Hinweis: Es ist allgemein anerkannt, dass der mit der Entnahme einer Blutprobe verbundene Eingriff in die Bewegungsfreiheit des Beschuldigten/Betroffenen, und das gilt auch für die Festhaltezeit zur Durchführung der Entnahme einer Blutprobe zum Zweck des Nachweises einer Ordnungswidrigkeit, sich als so genannte Annexkompetenz aus § 81a StPO ergibt. Dabei handelt es sich nicht um eine vorläufige Festnahme, denn die lässt das Gesetz zur Verfolgung von Ordnungswidrigkeiten nicht zu, siehe § 46 Abs. 3 S. 2 OWiG.

§ 46 Abs. 3 S. 1 OWiG
Anwendung der Vorschriften über das Strafverfahren

3) Anstaltsunterbringung, Verhaftung und vorläufige Festnahme, Beschlagnahme von Postsendungen und Telegrammen sowie Auskunftsersuchen über Umstände, die dem Post- und Fernmeldegeheimnis unterliegen, sind unzulässig.

Gegen Personen, die keiner Straftat verdächtig sind, ist § 81c StPO (Untersuchung anderer Personen) die anzuwendende Spezialbefugnis. Danach können andere Personen als Beschuldigte, gemeint sind Zeugen, Opfer und Geschädigte, ohne ihre Einwilligung nur dann körperlich untersucht werden, soweit zur Erforschung der Wahrheit festgestellt werden muss, ob sich an ihrem Körper eine bestimmte Spur oder Folge einer Straftat befindet.

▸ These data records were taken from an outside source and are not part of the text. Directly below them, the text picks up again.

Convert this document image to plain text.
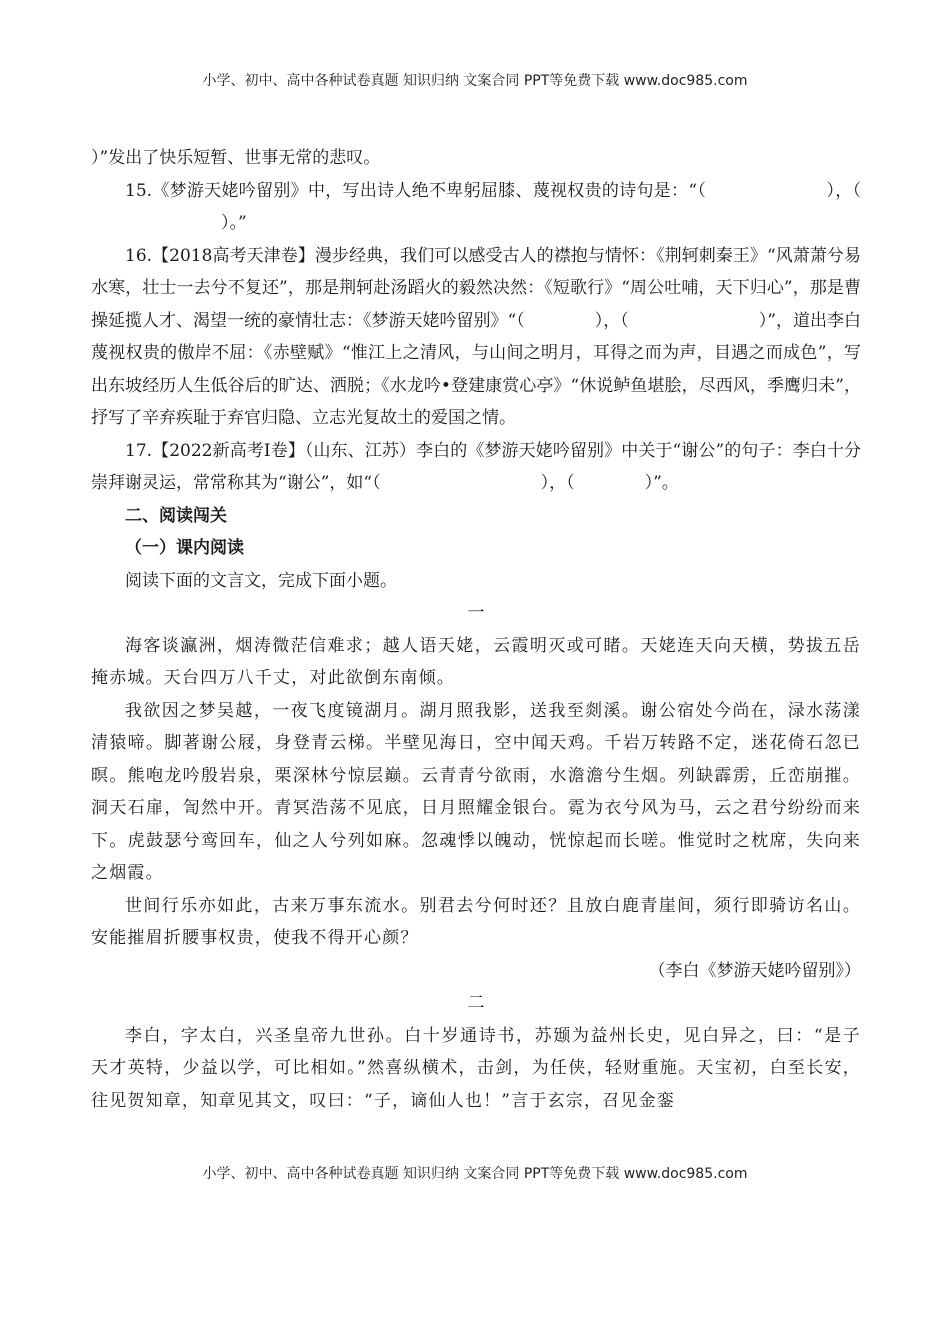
小学、初中、高中各种试卷真题 知识归纳 文案合同 PPT等免费下载 www.doc985.com

）”发出了快乐短暂、世事无常的悲叹。

15.《梦游天姥吟留别》中，写出诗人绝不卑躬屈膝、蔑视权贵的诗句是：“（	），（）。”

16.【2018高考天津卷】漫步经典，我们可以感受古人的襟抱与情怀：《荆轲刺秦王》“风萧萧兮易水寒，壮士一去兮不复还”，那是荆轲赴汤蹈火的毅然决然：《短歌行》“周公吐哺，天下归心”，那是曹操延揽人才、渴望一统的豪情壮志：《梦游天姥吟留别》“（	），（	）”，道出李白蔑视权贵的傲岸不屈：《赤壁赋》“惟江上之清风，与山间之明月，耳得之而为声，目遇之而成色”，写出东坡经历人生低谷后的旷达、洒脱；《水龙吟•登建康赏心亭》“休说鲈鱼堪脍，尽西风，季鹰归未”，抒写了辛弃疾耻于弃官归隐、立志光复故土的爱国之情。

17.【2022新高考Ⅰ卷】（山东、江苏）李白的《梦游天姥吟留别》中关于“谢公”的句子：李白十分崇拜谢灵运，常常称其为“谢公”，如“（	），（	）”。

二、阅读闯关

（一）课内阅读

阅读下面的文言文，完成下面小题。

一

海客谈瀛洲，烟涛微茫信难求；越人语天姥，云霞明灭或可睹。天姥连天向天横，势拔五岳掩赤城。天台四万八千丈，对此欲倒东南倾。

我欲因之梦吴越，一夜飞度镜湖月。湖月照我影，送我至剡溪。谢公宿处今尚在，渌水荡漾清猿啼。脚著谢公屐，身登青云梯。半壁见海日，空中闻天鸡。千岩万转路不定，迷花倚石忽已暝。熊咆龙吟殷岩泉，栗深林兮惊层巅。云青青兮欲雨，水澹澹兮生烟。列缺霹雳，丘峦崩摧。洞天石扉，訇然中开。青冥浩荡不见底，日月照耀金银台。霓为衣兮风为马，云之君兮纷纷而来下。虎鼓瑟兮鸾回车，仙之人兮列如麻。忽魂悸以魄动，恍惊起而长嗟。惟觉时之枕席，失向来之烟霞。

世间行乐亦如此，古来万事东流水。别君去兮何时还？且放白鹿青崖间，须行即骑访名山。安能摧眉折腰事权贵，使我不得开心颜？

（李白《梦游天姥吟留别》）

二

李白，字太白，兴圣皇帝九世孙。白十岁通诗书，苏颋为益州长史，见白异之，曰：“是子天才英特，少益以学，可比相如。”然喜纵横术，击剑，为任侠，轻财重施。天宝初，白至长安，往见贺知章，知章见其文，叹曰：“子，谪仙人也！”言于玄宗，召见金銮

小学、初中、高中各种试卷真题 知识归纳 文案合同 PPT等免费下载 www.doc985.com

Im Gegensatz zu einer körperlichen Untersuchung von Beschuldigten/Betroffenen, die erforderlichenfalls von der Polizei unter Anwendung unmittelbaren Zwangs durchgesetzt werden kann, setzt die zwangsweise Durchsetzung einer Maßnahme im Sinne von § 81c StPO (Untersuchung anderer Personen) eine richterliche Anordnung voraus.

§ 81c Abs. 6 StPO
Untersuchung anderer Personen

Unmittelbarer Zwang darf nur auf besondere Anordnung des Richters angewandt werden.